Cultural Expression Across Media Forms
Media is all about the message. Even when it appears to serve an entertaining purpose, there is always a hidden message within each media art form. When most consumers think of messages, what comes to mind are political and corporate advertisements. While these may appear as the common ones, media messages range from overt and clear statements to vague expressions. There are times when such messages could come in the form of propaganda. This is defined as the manipulation of information in order to influence public opinion. Propaganda has played a significant role in how modern mass media has functioned as a persuasion tool. Like all forms of communication, propaganda, as a tool, is not inherently evil or good. It is the effect on society that will determine this, and these effects, most times, would depend on the motives of those who are using the propaganda. For instance, every cause from religion to the Democratic and Communism revolutions has all employed propaganda in one form or another to spread its messages. Today, the negative connotation attached to the word is a result of the use of mass media by governments during World War 1 to motivate citizens to join the army and fight the war. By pitting the two sides in the war against each other in a sort of ideological battle, mass media was used to get many people who had zero ideas about the political motives behind the war itself.
The mass media further reinforces certain cultural values that end up becoming mainstream and adopted by the wider society. This is especially evident in celebrities and the role they adopt or even the clothes they wear. For instance, as seen today, the ideas of masculinity and femininity are mere representations of the roles that actors such as Marilyn Monroe and John Wayne portrayed. These media forms further reinforce certain stereotypes in society, some of which even marginalize certain groups. For instance, print media and television once and even still portray women as submissive and best suited to domestic roles. This portrayal is a reflection of the cultural limitations on women, but it also reinforces it.
The New Media
Today’s electronic and digital media, which includes cellphones, comics, electronic literature, video games, and all other forms of internet-based forms of communication, have had a significant effect on society. One such effect is the volume of information that has become available as a result. With access to more information, the perception and how people process such information have also changed, affecting the culture. For instance, the in-depth and thorough manner in which older media was consumed is now replaced by cursory glances in an age where attention span has dramatically reduced. Information can now easily be spread and curated depending on the taste of the consumers.
There is an increased subjectivity in the media approach to curating information like the consumers themselves continue to filter information in such a manner that they only get what they want. Any opposing view or perspective can be blocked out.
However, there has been a growth in literacy due to the fact that most of the internet is dominated by text-based content.
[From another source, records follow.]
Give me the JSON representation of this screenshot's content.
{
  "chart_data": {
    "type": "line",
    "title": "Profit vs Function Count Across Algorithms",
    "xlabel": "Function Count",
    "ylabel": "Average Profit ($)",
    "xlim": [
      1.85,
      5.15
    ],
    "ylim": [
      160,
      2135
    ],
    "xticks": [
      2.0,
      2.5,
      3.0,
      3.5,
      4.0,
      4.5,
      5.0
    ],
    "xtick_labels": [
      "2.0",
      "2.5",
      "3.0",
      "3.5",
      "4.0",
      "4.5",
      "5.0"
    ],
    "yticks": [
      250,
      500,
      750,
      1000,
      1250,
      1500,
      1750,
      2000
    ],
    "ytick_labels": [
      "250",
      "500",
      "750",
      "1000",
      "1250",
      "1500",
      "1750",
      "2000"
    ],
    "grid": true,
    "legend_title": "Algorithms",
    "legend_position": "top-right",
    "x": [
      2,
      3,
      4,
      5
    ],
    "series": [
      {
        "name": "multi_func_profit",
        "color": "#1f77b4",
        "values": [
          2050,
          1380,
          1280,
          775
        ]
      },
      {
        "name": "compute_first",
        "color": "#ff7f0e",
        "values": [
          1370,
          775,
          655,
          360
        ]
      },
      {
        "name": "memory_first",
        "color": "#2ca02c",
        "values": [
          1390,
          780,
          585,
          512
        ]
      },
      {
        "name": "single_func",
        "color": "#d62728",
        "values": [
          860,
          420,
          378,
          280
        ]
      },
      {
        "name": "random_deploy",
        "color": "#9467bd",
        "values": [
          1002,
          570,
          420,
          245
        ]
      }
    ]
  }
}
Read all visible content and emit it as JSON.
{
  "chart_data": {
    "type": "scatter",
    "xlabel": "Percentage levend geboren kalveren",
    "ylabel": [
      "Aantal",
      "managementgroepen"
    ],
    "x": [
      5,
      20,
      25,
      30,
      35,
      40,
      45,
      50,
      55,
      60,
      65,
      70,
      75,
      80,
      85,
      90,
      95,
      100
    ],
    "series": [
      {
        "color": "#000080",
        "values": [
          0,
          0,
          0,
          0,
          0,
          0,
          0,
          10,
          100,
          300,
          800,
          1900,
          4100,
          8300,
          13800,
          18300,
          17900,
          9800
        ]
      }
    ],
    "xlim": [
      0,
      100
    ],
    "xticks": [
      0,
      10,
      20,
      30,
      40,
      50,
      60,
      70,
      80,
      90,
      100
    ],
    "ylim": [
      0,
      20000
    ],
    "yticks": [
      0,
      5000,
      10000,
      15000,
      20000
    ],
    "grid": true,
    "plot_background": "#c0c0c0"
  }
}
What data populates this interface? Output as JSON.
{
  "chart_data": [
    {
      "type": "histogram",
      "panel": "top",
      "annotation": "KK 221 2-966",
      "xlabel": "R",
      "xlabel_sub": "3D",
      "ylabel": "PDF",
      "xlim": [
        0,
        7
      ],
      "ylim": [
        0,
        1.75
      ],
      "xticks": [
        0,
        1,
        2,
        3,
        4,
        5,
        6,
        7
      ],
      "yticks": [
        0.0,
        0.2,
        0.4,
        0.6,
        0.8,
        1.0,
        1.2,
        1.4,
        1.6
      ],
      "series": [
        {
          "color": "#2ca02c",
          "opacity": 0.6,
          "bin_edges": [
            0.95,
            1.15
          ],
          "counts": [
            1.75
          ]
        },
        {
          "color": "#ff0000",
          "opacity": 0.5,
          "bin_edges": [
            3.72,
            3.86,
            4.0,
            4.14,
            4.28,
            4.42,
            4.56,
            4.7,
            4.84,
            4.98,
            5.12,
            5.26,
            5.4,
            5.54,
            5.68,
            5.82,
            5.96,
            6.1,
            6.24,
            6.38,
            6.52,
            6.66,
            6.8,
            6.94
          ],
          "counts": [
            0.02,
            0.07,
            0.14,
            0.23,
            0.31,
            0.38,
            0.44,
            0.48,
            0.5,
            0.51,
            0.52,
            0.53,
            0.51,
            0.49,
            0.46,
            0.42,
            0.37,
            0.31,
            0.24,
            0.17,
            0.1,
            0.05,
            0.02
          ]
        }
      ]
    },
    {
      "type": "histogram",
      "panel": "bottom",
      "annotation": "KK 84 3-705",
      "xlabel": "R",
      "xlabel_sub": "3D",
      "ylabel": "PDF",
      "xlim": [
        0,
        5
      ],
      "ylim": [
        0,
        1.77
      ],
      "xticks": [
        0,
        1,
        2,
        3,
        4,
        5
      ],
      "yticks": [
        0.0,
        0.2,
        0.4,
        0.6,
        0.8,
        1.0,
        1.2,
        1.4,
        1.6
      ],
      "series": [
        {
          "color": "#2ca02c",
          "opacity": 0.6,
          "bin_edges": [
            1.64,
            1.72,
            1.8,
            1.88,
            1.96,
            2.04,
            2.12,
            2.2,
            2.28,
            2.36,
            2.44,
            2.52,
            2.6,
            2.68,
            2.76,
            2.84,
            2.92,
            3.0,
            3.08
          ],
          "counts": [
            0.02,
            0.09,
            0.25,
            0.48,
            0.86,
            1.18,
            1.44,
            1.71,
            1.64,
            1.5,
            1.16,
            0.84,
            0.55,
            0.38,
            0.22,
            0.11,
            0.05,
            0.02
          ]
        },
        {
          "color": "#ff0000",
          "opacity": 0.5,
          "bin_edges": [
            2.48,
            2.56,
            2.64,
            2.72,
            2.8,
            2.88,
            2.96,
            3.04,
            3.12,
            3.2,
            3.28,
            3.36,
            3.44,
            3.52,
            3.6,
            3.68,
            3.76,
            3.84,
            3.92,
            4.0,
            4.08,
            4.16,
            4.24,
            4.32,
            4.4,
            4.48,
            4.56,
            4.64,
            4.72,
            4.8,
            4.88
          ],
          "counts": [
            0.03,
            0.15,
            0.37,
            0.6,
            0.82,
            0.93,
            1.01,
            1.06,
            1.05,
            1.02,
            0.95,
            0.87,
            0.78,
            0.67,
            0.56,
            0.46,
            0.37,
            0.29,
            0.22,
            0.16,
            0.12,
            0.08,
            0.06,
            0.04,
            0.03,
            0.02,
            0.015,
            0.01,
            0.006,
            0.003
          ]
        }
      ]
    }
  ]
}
Thus, for consumers to actively participate in this internet culture, consumers usually need a literacy level. However, critics have described this internet literacy as sub literacy at best. Most of the internet’s content is a far cry from the print media and books’ standards. However, one must remember that the effect of new media on how society perceives and processes information is not to decrease or increase the level of literacy but to change the standards (Choney, 2010). Instead of the scholarly, elaborate, and perhaps complicated writing of the past, the criteria are shifting towards directness and simplicity.
The Media Arts and Culture program allows the student to understand old media and familiarize themselves with the new ones and integrate all of these into the creation of unique works of art.